Bizi destekleyenlerin kimliği hiç önemli olmadı; karakteri hiç önemli olmadı!

Yerimizi koruyabilmek için her türlü numarayı çeviren, her türlü manevraya giren, en yakın arkadaşlarına iftira ve ihanetten geri kalmayan fertler olduk!

Hırsımız, heveslerimiz için hırsızla, arsızla, lümpenle, cahille yönetimler oluşturmaktan çekinmedik…

Alevilerin umudu olan kurumları seçim ve geçim kaynağı olarak gördük…

Kısacası, iddia ettiğimizin tam tersine, Alevi öğretisinin ve erdemli bir insanın kabul etmediği her şeyi yaptık, yapmaya devam ediyoruz!

Bu süreçte kimisi sessiz sedasız kenara çekildi!

Kimisi har-gürle, tehditle, iftirayla, riyayla kenara çektirildi!

İlim-İrfan sahibi, birikimli, erdemli, entelektüel Aleviler, bırakın bu kurumlara girmeyi, bu kurumlar yüzünden Alevilikten bile uzaklaştılar!

Dedik ya! Neyi eleştiriyorsak ona benzedik!

Ona benzedik, çünkü onları taklit etmenin dışında yetenek ve birikim yoksunu olunca, sonuç kaçınılmaz taklit oluyor!

Devam edelim o halde…

Kuruluşumuzdan bu yana Türk – İslam Sentezini eleştirdik. Karşı çıktık. Doğru da yaptık. Bizim varlığımız için en büyük tehlikeydi çünkü.

Ancak,  söz konusu kendi inancımız olduğunda; ulus ile inancın sentezi, çevresi için hata  olduğu gibi, hem inanç , hem de  etnik yapı için de hata olduğunu  kavrayamadık..

İnançtan, dinler tarihinden, sosyolojiden bihaber olduğumuz için biz de aynı hataya düştük…

Kimimiz Sosyalizm-Komünizm  -Alevi Sentezi;

Kimimiz Türk – Alevi Sentezi;

Kimimiz Kürt – Alevi Sentezi;

Kimimiz Kemalizim – Alevi Sentezi savunuculuğunu yaptık.

Halen de yapıyoruz…

İnanç ile etnisite sentezinde,  birinin diğerini erittiği gerçeğini; bu sosyolojik olguyu göremedik, bilemedik.
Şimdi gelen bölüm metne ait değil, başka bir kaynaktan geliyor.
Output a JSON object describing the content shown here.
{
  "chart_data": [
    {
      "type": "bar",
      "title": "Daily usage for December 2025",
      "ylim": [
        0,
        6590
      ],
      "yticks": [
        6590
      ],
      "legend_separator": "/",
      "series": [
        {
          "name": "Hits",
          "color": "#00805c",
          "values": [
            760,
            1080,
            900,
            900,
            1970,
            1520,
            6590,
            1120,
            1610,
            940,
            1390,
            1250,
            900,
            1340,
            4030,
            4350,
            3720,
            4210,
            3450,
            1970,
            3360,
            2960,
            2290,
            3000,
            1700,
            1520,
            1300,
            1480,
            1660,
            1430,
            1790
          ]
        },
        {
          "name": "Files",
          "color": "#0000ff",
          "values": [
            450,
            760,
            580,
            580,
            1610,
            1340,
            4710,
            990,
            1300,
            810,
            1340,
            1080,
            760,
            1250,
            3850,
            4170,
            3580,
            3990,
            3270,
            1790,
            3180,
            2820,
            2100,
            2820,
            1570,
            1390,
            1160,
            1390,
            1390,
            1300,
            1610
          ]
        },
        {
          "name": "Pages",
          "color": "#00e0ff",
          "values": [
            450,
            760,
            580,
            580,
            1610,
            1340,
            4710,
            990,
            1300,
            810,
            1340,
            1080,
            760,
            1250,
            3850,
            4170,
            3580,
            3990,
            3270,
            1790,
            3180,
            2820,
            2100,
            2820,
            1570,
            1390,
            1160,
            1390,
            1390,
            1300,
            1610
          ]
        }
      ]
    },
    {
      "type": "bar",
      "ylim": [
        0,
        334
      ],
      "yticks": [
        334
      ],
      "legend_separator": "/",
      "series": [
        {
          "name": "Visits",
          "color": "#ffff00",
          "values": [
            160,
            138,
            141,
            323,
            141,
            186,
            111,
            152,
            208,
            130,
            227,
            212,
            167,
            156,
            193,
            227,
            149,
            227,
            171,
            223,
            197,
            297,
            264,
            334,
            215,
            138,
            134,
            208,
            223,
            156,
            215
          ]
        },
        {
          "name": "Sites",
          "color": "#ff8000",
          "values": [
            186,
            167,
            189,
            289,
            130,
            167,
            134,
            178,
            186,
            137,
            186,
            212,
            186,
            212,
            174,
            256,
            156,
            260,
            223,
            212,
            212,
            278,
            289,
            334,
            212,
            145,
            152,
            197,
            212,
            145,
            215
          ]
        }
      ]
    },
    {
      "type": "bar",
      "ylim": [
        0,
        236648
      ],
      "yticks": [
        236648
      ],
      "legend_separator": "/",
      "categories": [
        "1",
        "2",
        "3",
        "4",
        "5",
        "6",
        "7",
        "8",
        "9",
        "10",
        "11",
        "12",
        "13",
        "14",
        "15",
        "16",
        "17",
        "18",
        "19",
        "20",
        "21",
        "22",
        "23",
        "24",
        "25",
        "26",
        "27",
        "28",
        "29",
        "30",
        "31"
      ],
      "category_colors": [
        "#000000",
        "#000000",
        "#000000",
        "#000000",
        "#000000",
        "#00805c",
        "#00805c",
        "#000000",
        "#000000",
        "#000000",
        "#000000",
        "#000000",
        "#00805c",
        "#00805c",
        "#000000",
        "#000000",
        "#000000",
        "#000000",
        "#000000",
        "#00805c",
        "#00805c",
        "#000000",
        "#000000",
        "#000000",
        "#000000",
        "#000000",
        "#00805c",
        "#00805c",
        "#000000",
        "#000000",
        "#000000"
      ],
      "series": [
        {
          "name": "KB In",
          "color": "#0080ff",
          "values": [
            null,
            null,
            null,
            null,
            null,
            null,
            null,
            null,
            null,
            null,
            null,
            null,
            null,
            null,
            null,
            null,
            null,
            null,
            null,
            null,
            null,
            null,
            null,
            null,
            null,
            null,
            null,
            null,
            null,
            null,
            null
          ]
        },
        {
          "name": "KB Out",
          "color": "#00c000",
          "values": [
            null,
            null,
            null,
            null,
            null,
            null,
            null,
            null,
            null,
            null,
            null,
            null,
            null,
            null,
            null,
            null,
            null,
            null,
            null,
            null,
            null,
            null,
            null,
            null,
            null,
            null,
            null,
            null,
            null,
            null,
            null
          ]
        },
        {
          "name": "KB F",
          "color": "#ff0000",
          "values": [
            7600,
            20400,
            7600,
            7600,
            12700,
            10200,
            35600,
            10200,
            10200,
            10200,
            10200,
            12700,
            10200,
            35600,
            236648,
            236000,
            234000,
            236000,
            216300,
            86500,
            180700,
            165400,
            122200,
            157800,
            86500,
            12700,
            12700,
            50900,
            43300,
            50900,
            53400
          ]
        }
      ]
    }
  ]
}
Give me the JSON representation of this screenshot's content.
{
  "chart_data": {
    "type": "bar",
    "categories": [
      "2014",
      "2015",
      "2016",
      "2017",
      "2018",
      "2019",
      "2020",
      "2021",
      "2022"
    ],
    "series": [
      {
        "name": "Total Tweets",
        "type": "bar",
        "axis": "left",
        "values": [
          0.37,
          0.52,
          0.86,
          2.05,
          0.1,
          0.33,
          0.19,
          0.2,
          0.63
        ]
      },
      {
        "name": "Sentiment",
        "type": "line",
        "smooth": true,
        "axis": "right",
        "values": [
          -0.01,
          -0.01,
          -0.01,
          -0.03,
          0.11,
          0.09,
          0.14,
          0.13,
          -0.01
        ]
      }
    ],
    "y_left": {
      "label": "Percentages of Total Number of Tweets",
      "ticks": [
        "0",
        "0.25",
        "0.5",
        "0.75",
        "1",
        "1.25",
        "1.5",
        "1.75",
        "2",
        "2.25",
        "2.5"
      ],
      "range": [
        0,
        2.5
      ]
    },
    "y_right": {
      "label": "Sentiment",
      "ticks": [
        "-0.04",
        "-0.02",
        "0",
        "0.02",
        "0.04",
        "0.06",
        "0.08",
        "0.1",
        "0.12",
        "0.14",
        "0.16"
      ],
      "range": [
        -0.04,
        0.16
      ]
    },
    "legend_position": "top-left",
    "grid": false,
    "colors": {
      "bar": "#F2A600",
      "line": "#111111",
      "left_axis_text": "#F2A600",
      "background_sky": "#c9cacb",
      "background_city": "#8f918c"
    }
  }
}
Görüp bilenlere de “hain”, dedik…  Aslında daha neler  neler demedik ki..?

Öğretinin derinliğine, felsefesine, edebiyatına, sanatına yöneleceğimize işin kolayına kaçtık.

Yönetici olarak en kolay boy gösterme yolunun miting olduğunu kavradık ama…

“Mitingsever” bir kuruma dönüştük. .

Kültür, Sanat, Edebiyat ne varsa bir kenara itip, „miting de miting“ dedik!

Miting yapmak için fırsat kollamaya başladık. Bir olumsuzluk olmasını dört gözle bekler olduk…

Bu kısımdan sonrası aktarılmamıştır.